Macquarie Predicts Gold Could Reach Record $3,500 as U.S. Deficit Grows

Macquarie Group analysts, led by Marcus Garvey, predict that gold could climb to an unprecedented $3,500 per ounce in the third quarter, with an average price of about $3,150. Trading near $2,940 at present, gold has risen roughly 12% year-to-date amid geopolitical tensions and concerns tied to U.S. tariff policies. The analysts say that investors and institutions are increasingly valuing gold for what it lacks: credit and counterparty risk.

They expect additional support for the metal from a deteriorating U.S. budget outlook, which could raise inflation expectations and boost demand for gold as an inflation hedge. Even at elevated prices, demand in the physical market—jewelry, bars, coins and industrial uses—remains healthy. The analysts also note there is significant room for bullion-backed exchange-traded funds (ETFs) to expand their holdings, which could further support prices.

This bullish case is not unique to Macquarie. Other major financial institutions have recently adjusted up their forecasts: Goldman Sachs increased its year-end target to $3,100, while Citigroup projects gold could reach about $3,000 within the next three months. Together, these forecasts reflect a broader industry view that a mix of geopolitical uncertainty, fiscal pressures and inflationary concerns could sustain elevated gold prices into the coming quarters.

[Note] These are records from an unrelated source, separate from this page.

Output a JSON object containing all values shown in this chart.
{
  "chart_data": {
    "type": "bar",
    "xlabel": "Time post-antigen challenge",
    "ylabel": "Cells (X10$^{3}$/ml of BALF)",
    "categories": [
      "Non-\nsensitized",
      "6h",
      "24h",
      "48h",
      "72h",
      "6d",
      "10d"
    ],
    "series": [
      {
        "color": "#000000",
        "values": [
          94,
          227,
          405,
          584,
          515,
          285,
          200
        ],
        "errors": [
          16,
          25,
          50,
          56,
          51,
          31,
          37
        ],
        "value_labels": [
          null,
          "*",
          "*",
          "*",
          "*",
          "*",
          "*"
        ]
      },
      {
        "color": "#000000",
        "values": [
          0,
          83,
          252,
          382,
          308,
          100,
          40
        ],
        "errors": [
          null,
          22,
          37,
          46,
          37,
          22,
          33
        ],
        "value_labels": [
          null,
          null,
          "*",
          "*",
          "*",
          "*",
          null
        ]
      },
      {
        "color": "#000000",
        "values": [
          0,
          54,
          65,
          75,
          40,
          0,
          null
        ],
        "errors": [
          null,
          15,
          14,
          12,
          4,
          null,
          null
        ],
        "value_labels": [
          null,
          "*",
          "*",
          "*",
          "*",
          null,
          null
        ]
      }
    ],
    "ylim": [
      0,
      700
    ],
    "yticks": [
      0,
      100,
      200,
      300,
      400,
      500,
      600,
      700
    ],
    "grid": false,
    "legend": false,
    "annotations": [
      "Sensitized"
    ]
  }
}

Market participants are watching several factors that could shape the outlook: central bank policies, currency moves—particularly the U.S. dollar—real yields, and continued geopolitical developments. If inflation expectations rise and real yields stay low or fall, gold’s appeal as a non‑yielding asset that preserves value could grow. Conversely, a rapid normalization of real yields or a surge in the dollar could temper the upward momentum.

For now, the combination of strong physical demand, potential ETF inflows and macroeconomic risks underpins the more aggressive price targets from large institutions. Investors considering exposure to gold should weigh these macro drivers alongside portfolio objectives and risks, recognizing both gold’s historical role as a hedge and the potential for volatility in the near term.